Dan tahulah Emily bahwa pagi itu sekali lagi Earth berhasil sekali lagi menjatuhkannya ke dalam lubang hitam tanpa dasar, walau gadis itu masih bersusah payah agar milik pribadi Earth tidak bersatu dengan dirinya. Gadis itu tidak mau.
Walau ia menikmati semuanya. Ia izinkan Earth membuka helai demi helai busananya dan menghempaskannya ke ranjang Ocean. Lalu pemuda itu melepaskan handuknya sendiri. Tubuhnya yang kurus namun berenergi serta begitu bersih dan mulus kini berada tepat di atas Emily yang begitu rentan terbuka.
"Jangan masuki aku, kumohon. Itu bisa menyebabkanku mengandung anak kita." gadis itu berbisik memberitahukan Earth dengan sangat hati-hati.
"Maksudmu, apa yang dulu terjadi pada ibuku bisa terjadi juga padamu?"
"Ya. Dan aku belum siap.." Emily terengah-engah, antara takut pada reaksi Earth yang bisa berlaku brutal sewaktu-waktu dan juga pada dirinya sendiri yang ia tak pernah sangka akan sebegitu ingin memiliki dan dimiliki pemuda tampan liar bermata biru tajam itu.

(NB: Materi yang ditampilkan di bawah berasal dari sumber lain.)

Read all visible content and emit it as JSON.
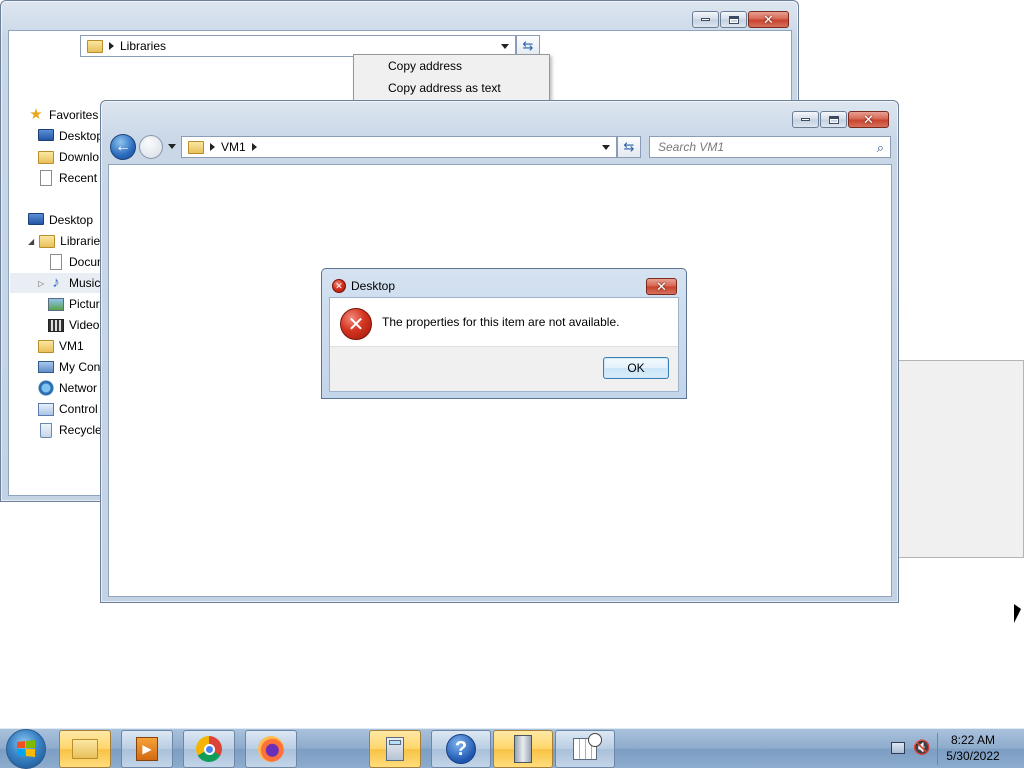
{
  "back_window": {
    "address_path": "Libraries",
    "context_menu": [
      "Copy address",
      "Copy address as text"
    ],
    "nav": {
      "favorites_label": "Favorites",
      "favorites_items": [
        "Desktop",
        "Downlo",
        "Recent I"
      ],
      "desktop_label": "Desktop",
      "libraries_label": "Libraries",
      "library_items": [
        "Docum",
        "Music",
        "Pictur",
        "Video"
      ],
      "other_items": [
        "VM1",
        "My Con",
        "Networ",
        "Control",
        "Recycle"
      ]
    }
  },
  "front_window": {
    "address_path": "VM1",
    "search_placeholder": "Search VM1"
  },
  "dialog": {
    "title": "Desktop",
    "message": "The properties for this item are not available.",
    "ok_label": "OK"
  },
  "taskbar": {
    "time": "8:22 AM",
    "date": "5/30/2022",
    "buttons": [
      "windows-explorer",
      "media-player",
      "chrome",
      "firefox",
      "calculator",
      "help",
      "file-server",
      "task-scheduler"
    ]
  },
  "colors": {
    "accent": "#3a83c6",
    "error": "#d5341f",
    "taskbar": "#8eabcb"
  }
}
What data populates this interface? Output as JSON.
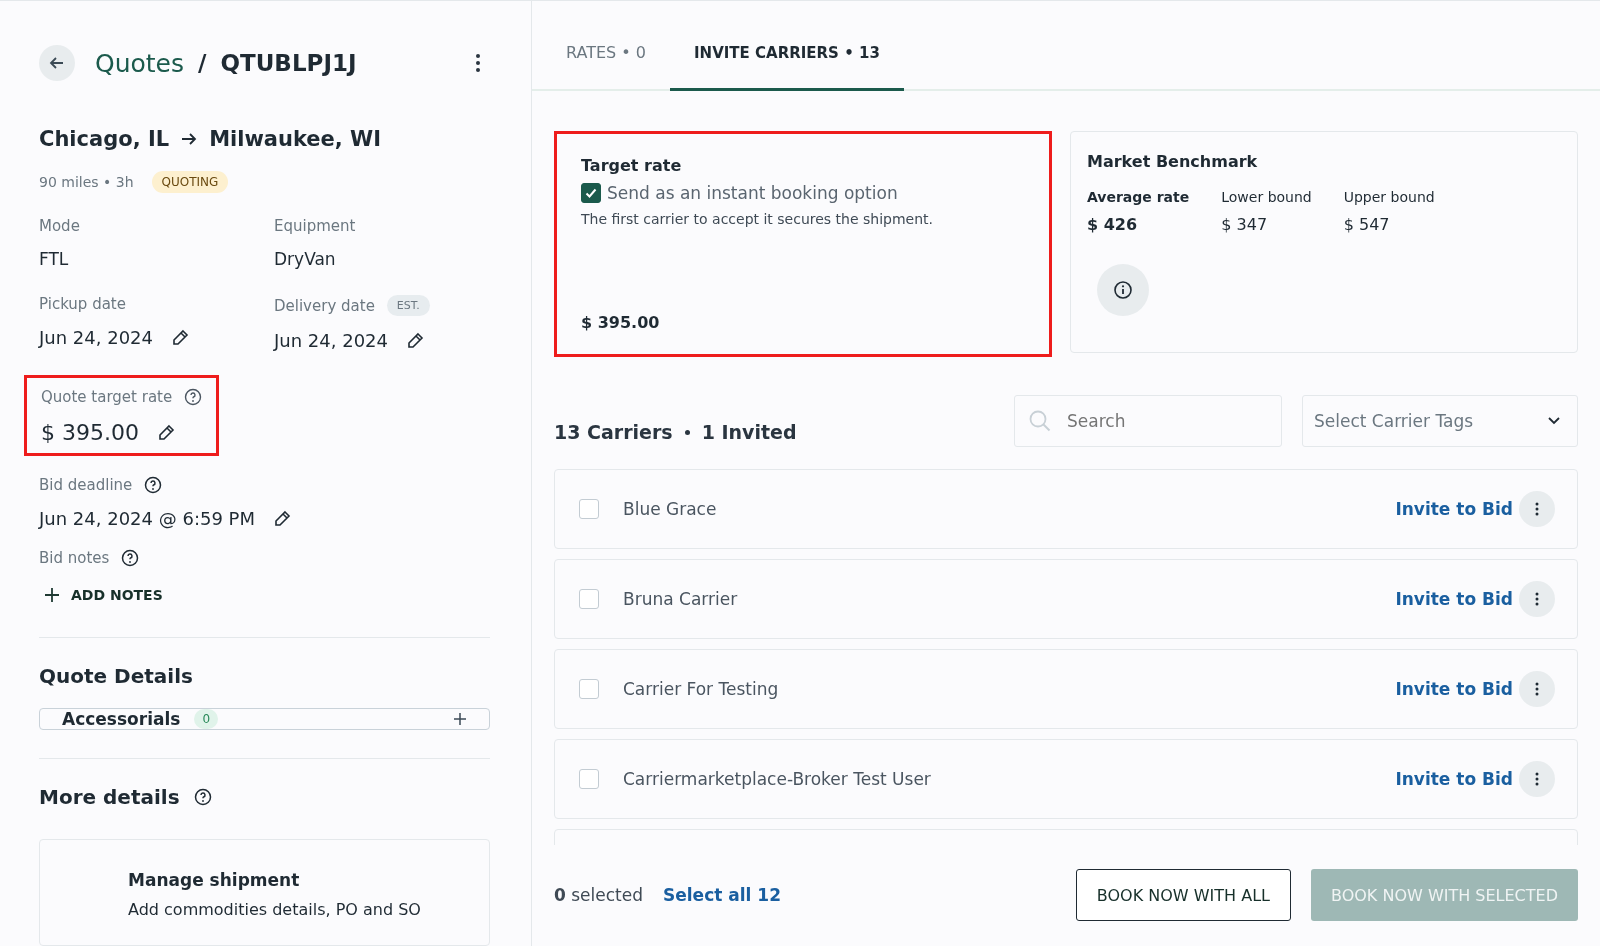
{
  "header": {
    "breadcrumb": "Quotes",
    "separator": "/",
    "quote_id": "QTUBLPJ1J"
  },
  "route": {
    "origin": "Chicago, IL",
    "destination": "Milwaukee, WI",
    "summary": "90 miles • 3h",
    "status": "QUOTING"
  },
  "fields": [
    {
      "label": "Mode",
      "value": "FTL"
    },
    {
      "label": "Equipment",
      "value": "DryVan"
    }
  ],
  "dates": [
    {
      "label": "Pickup date",
      "value": "Jun 24, 2024"
    },
    {
      "label": "Delivery date",
      "badge": "EST.",
      "value": "Jun 24, 2024"
    }
  ],
  "quote_target_rate": {
    "label": "Quote target rate",
    "value": "$ 395.00",
    "highlighted": true
  },
  "bid_deadline": {
    "label": "Bid deadline",
    "value": "Jun 24, 2024 @ 6:59 PM"
  },
  "bid_notes": {
    "label": "Bid notes",
    "action": "ADD NOTES"
  },
  "quote_details": {
    "title": "Quote Details",
    "accessorials": {
      "label": "Accessorials",
      "count": "0"
    }
  },
  "more_details": {
    "title": "More details",
    "card_title": "Manage shipment",
    "card_text": "Add commodities details, PO and SO"
  },
  "tabs": [
    {
      "label": "RATES • 0",
      "selected": false
    },
    {
      "label": "INVITE CARRIERS • 13",
      "selected": true
    }
  ],
  "target_rate": {
    "title": "Target rate",
    "checkbox_label": "Send as an instant booking option",
    "checked": true,
    "note": "The first carrier to accept it secures the shipment.",
    "value": "$ 395.00",
    "highlighted": true
  },
  "benchmark": {
    "title": "Market Benchmark",
    "stats": [
      {
        "label": "Average rate",
        "value": "$ 426",
        "bold": true
      },
      {
        "label": "Lower bound",
        "value": "$ 347",
        "bold": false
      },
      {
        "label": "Upper bound",
        "value": "$ 547",
        "bold": false
      }
    ]
  },
  "carriers_summary": {
    "count": "13 Carriers",
    "invited": "1 Invited"
  },
  "search": {
    "placeholder": "Search"
  },
  "tags_select": {
    "placeholder": "Select Carrier Tags"
  },
  "carriers": [
    {
      "name": "Blue Grace",
      "checked": false,
      "action": "Invite to Bid"
    },
    {
      "name": "Bruna Carrier",
      "checked": false,
      "action": "Invite to Bid"
    },
    {
      "name": "Carrier For Testing",
      "checked": false,
      "action": "Invite to Bid"
    },
    {
      "name": "Carriermarketplace-Broker Test User",
      "checked": false,
      "action": "Invite to Bid"
    }
  ],
  "footer": {
    "selected": "**0** selected",
    "select_all": "Select all 12",
    "buttons": [
      {
        "label": "BOOK NOW WITH ALL",
        "disabled": false
      },
      {
        "label": "BOOK NOW WITH SELECTED",
        "disabled": true
      }
    ]
  }
}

"Jangan khawatir, aku akan berhati-hati. Aku akan menahan diri untuk tak sejauh itu." Earth tersenyum menikmati semua yang ia lihat dan ia sentuh. Mendengar desahan Emily ia bertambah ingin, namun tak berani mengambil risiko, ditutupnya mulut gadis itu dengan sebelah tangan, sementara tangannya yang satu lagi membimbing tangan Emily ke miliknya yang begitu ingin dimanjakan itu.
"Kau belum menyentuhnya, pagi ini kau harus menyentuhnya dan mencoba mencicipinya. Bila tidak, Sky akan kubunuh. Aku tak main-main, kau takkan kumasuki hari ini, tapi kau harus masuk ke dalam duniaku."

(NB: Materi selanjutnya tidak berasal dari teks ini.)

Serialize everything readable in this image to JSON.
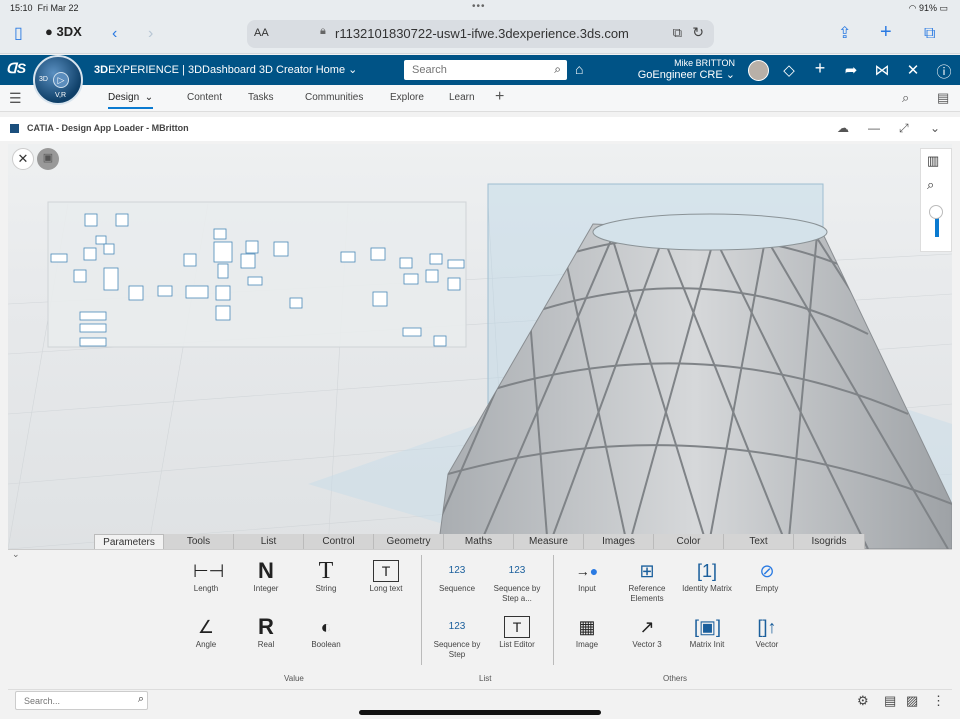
{
  "status": {
    "time": "15:10",
    "date": "Fri Mar 22",
    "battery": "91%"
  },
  "safari": {
    "tab_group": "3DX",
    "aa": "AA",
    "url": "r1132101830722-usw1-ifwe.3dexperience.3ds.com"
  },
  "topbar": {
    "brand_prefix": "3D",
    "brand_bold": "EXPERIENCE",
    "brand_rest": " | 3DDashboard  3D Creator Home",
    "search_placeholder": "Search",
    "user_name": "Mike BRITTON",
    "user_org": "GoEngineer CRE",
    "compass_label": "3D",
    "compass_vr": "V,R"
  },
  "nav": {
    "tabs": [
      {
        "label": "Design"
      },
      {
        "label": "Content"
      },
      {
        "label": "Tasks"
      },
      {
        "label": "Communities"
      },
      {
        "label": "Explore"
      },
      {
        "label": "Learn"
      }
    ]
  },
  "app": {
    "title": "CATIA - Design App Loader - MBritton"
  },
  "action_tabs": [
    "Parameters",
    "Tools",
    "List",
    "Control",
    "Geometry",
    "Maths",
    "Measure",
    "Images",
    "Color",
    "Text",
    "Isogrids"
  ],
  "commands": {
    "length": "Length",
    "integer": "Integer",
    "string": "String",
    "long_text": "Long text",
    "angle": "Angle",
    "real": "Real",
    "boolean": "Boolean",
    "sequence": "Sequence",
    "sequence_step_a": "Sequence by Step a...",
    "sequence_by_step": "Sequence by Step",
    "list_editor": "List Editor",
    "input": "Input",
    "reference_elements": "Reference Elements",
    "identity_matrix": "Identity Matrix",
    "empty": "Empty",
    "image": "Image",
    "vector3": "Vector 3",
    "matrix_init": "Matrix Init",
    "vector": "Vector"
  },
  "groups": {
    "value": "Value",
    "list": "List",
    "others": "Others"
  },
  "bottom": {
    "search_placeholder": "Search..."
  }
}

Emily tak mampu lagi menghindar. Dan herannya, ia tak merasa jijik ataupun geli lagi. Bahkan ia merasakan suatu sensasi yang begitu menggelisahkan.
Bayangkan, berada di atas peraduan seseorang yang belum tahu apa yang sedang terjadi. Orang yang juga menaruh hati kepadanya.
Inikah yang semua manusia maksudkan dengan nafsu terkutuk itu, kekaguman yang berbahaya, Dangerous Attraction...
"Aku ingin sekali mencabik-cabikmu saat ini, Emily. Suatu saat nanti aku akan benar-benar melakukannya."